Elle tendit le bras. Alf s’adossa à un buisson, il y eut un très douteux bruit mat, et il montra ses deux mains, vides.
— Tu jetais des pierres sur les voitures, l’accusa-t-elle.
Mais à cet instant elle se rappela comment Alf regardait en direction du manoir. Il s’attendait de toute évidence à ce qu’une voiture en sorte, et cela ne pouvait être la Bentley de lady Caroline. Laquelle s’était rendue à une réunion de la Croix-Rouge à Nuneaton. Et le pasteur était parti avec elle, si bien que ce n’était pas non plus l’Austin.
— Alf, qui est au manoir ?
Il fronça les sourcils, essayant de décider si la question recélait un piège.
— Sais pas. Des inconnus.
Enfin !
— Qui sont-ils venus voir ?
— Sais pas. J’les ai juste matés quand y sont passés.
— En voiture ?
Il hocha la tête.
— Une pareille que lady Caroline. Mais j’allais pas lui balancer des pierres, j’le jure, que d’la boue. J’m’entraîne pour quand les Boches y z’envahissent. Moi et Binnie, on veut leur canarder les tanks avec des pierres.
Elle n’écoutait plus. Une voiture comme celle de lady Caroline. Une Bentley. L’équipe de récupération avait pu s’exercer sur une Bentley, à Oxford, tout comme elle, puis en avoir loué une après le transfert pour venir la chercher. Elle partit vers le manoir en courant.
La Bentley était garée devant la porte. Eileen monta les marches, se rappela qu’elle était encore une domestique, au moins pour quelques heures de plus, et se hâta de gagner l’entrée de service. Elle espérait que Mme Bascombe serait dans la cuisine. Elle s’y trouvait et battait violemment avec une cuillère en bois un bol de pâte qu’elle tenait dans le creux de son bras.

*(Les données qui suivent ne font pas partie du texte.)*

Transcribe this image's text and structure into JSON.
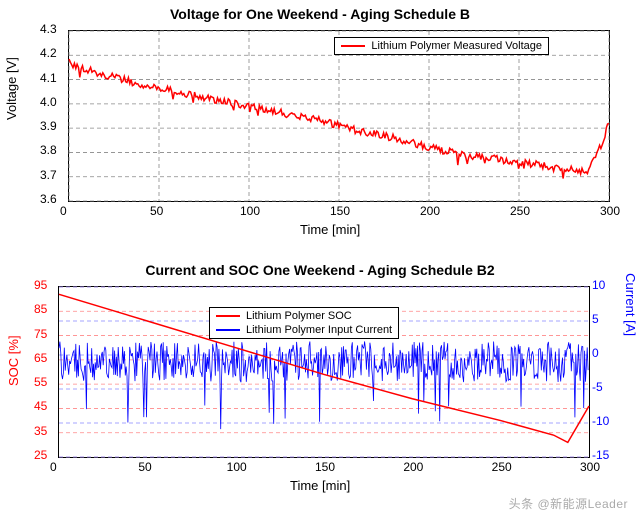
{
  "watermark": "头条 @新能源Leader",
  "chart1": {
    "title": "Voltage for One Weekend - Aging Schedule B",
    "xlabel": "Time [min]",
    "ylabel": "Voltage [V]",
    "xlim": [
      0,
      300
    ],
    "xticks": [
      0,
      50,
      100,
      150,
      200,
      250,
      300
    ],
    "ylim": [
      3.6,
      4.3
    ],
    "yticks": [
      3.6,
      3.7,
      3.8,
      3.9,
      4.0,
      4.1,
      4.2,
      4.3
    ],
    "legend": {
      "label": "Lithium Polymer Measured Voltage",
      "color": "#ff0000",
      "width": 2
    },
    "grid_color": "#888",
    "series": {
      "color": "#ff0000",
      "width": 1.5,
      "noise_amp": 0.015,
      "x": [
        0,
        10,
        20,
        30,
        40,
        60,
        80,
        100,
        120,
        140,
        160,
        180,
        200,
        220,
        240,
        260,
        280,
        285,
        290,
        295,
        300
      ],
      "y": [
        4.17,
        4.14,
        4.12,
        4.1,
        4.08,
        4.05,
        4.02,
        3.99,
        3.96,
        3.93,
        3.89,
        3.86,
        3.82,
        3.79,
        3.77,
        3.75,
        3.73,
        3.72,
        3.75,
        3.82,
        3.92
      ]
    }
  },
  "chart2": {
    "title": "Current and SOC One Weekend - Aging Schedule B2",
    "xlabel": "Time [min]",
    "yL_label": "SOC [%]",
    "yR_label": "Current [A]",
    "xlim": [
      0,
      300
    ],
    "xticks": [
      0,
      50,
      100,
      150,
      200,
      250,
      300
    ],
    "yL_lim": [
      25,
      95
    ],
    "yL_ticks": [
      25,
      35,
      45,
      55,
      65,
      75,
      85,
      95
    ],
    "yR_lim": [
      -15,
      10
    ],
    "yR_ticks": [
      -15,
      -10,
      -5,
      0,
      5,
      10
    ],
    "yL_color": "#ff0000",
    "yR_color": "#0000ff",
    "grid_colorL": "#ff8888",
    "grid_colorR": "#8888ff",
    "legend": [
      {
        "label": "Lithium Polymer SOC",
        "color": "#ff0000"
      },
      {
        "label": "Lithium Polymer Input Current",
        "color": "#0000ff"
      }
    ],
    "soc": {
      "color": "#ff0000",
      "width": 1.5,
      "x": [
        0,
        50,
        100,
        150,
        200,
        250,
        280,
        288,
        300
      ],
      "y": [
        92,
        81,
        70,
        59,
        49,
        40,
        34,
        31,
        46
      ]
    },
    "current": {
      "color": "#0000ff",
      "width": 0.8,
      "noise_amp": 3.0,
      "baseline": -1,
      "spike_amp": -11,
      "n_points": 600
    }
  }
}
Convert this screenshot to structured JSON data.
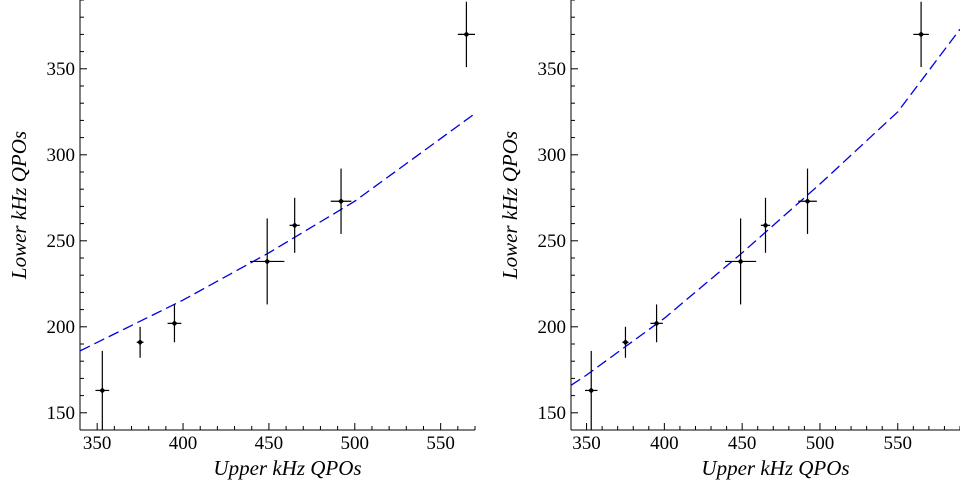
{
  "chart_data": [
    {
      "type": "scatter",
      "xlabel": "Upper kHz QPOs",
      "ylabel": "Lower kHz QPOs",
      "xlim": [
        340,
        570
      ],
      "ylim": [
        140,
        390
      ],
      "xticks": [
        350,
        400,
        450,
        500,
        550
      ],
      "yticks": [
        150,
        200,
        250,
        300,
        350
      ],
      "points": [
        {
          "x": 353,
          "y": 163,
          "xerr": 4,
          "yerr": 23
        },
        {
          "x": 375,
          "y": 191,
          "xerr": 2,
          "yerr": 9
        },
        {
          "x": 395,
          "y": 202,
          "xerr": 4,
          "yerr": 11
        },
        {
          "x": 449,
          "y": 238,
          "xerr": 10,
          "yerr": 25
        },
        {
          "x": 465,
          "y": 259,
          "xerr": 3,
          "yerr": 16
        },
        {
          "x": 492,
          "y": 273,
          "xerr": 6,
          "yerr": 19
        },
        {
          "x": 565,
          "y": 370,
          "xerr": 5,
          "yerr": 19
        }
      ],
      "fit": {
        "x": [
          340,
          400,
          450,
          500,
          570
        ],
        "y": [
          186,
          215.5,
          243,
          273,
          324
        ],
        "color": "#0000dd",
        "style": "dashed"
      },
      "grid": false
    },
    {
      "type": "scatter",
      "xlabel": "Upper kHz QPOs",
      "ylabel": "Lower kHz QPOs",
      "xlim": [
        340,
        590
      ],
      "ylim": [
        140,
        390
      ],
      "xticks": [
        350,
        400,
        450,
        500,
        550
      ],
      "yticks": [
        150,
        200,
        250,
        300,
        350
      ],
      "points": [
        {
          "x": 353,
          "y": 163,
          "xerr": 4,
          "yerr": 23
        },
        {
          "x": 375,
          "y": 191,
          "xerr": 2,
          "yerr": 9
        },
        {
          "x": 395,
          "y": 202,
          "xerr": 4,
          "yerr": 11
        },
        {
          "x": 449,
          "y": 238,
          "xerr": 10,
          "yerr": 25
        },
        {
          "x": 465,
          "y": 259,
          "xerr": 3,
          "yerr": 16
        },
        {
          "x": 492,
          "y": 273,
          "xerr": 6,
          "yerr": 19
        },
        {
          "x": 565,
          "y": 370,
          "xerr": 5,
          "yerr": 19
        }
      ],
      "fit": {
        "x": [
          340,
          350,
          400,
          450,
          500,
          550,
          590
        ],
        "y": [
          166,
          172,
          205,
          243,
          283,
          325,
          373
        ],
        "color": "#0000dd",
        "style": "dashed"
      },
      "grid": false
    }
  ]
}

— Qui est arrivé ? demanda Eileen, tentant de contenir l’excitation de sa voix. J’ai aperçu une voiture devant quand je…
— Ils sont envoyés par le War Office.
— Mais…
Le War Office ? Pourquoi l’équipe de récupération se présenterait-elle ainsi à lady Caroline ?
— Ils sont ici pour voir si la maison et les terres conviennent.
— Les mottes de boue, ça fait nib de nib, proféra Alf, à son côté. C’est que d’la saleté.
Eileen haussa les épaules.
— Conviennent pour quoi ?
— Pour l’armée, dit Mme Bascombe, fouettant furieusement sa pâte. Le gouvernement prend le pouvoir au manoir jusqu’à perpète. Ils le transforment en camp d’entraînement.
Kent, avril 1944
Elle a des cornes pour te rentrer dedans, et sa bouche, elle fait « meuh » !
De l’autre côté du pâturage, le taureau étudia Ernest pendant un long moment menaçant. Derrière le camion, Cess criait :
— Worthing ! Cours ! Il y a un taureau !
— Ben, qu’esse qu’y m’ont foutu ! râlait le fermier. Y m’ont tout chagriné mon bestiau ! C’est son pré…
— Oui, je m’en serais douté, répondit Ernest, qui ne quittait pas l’animal des yeux.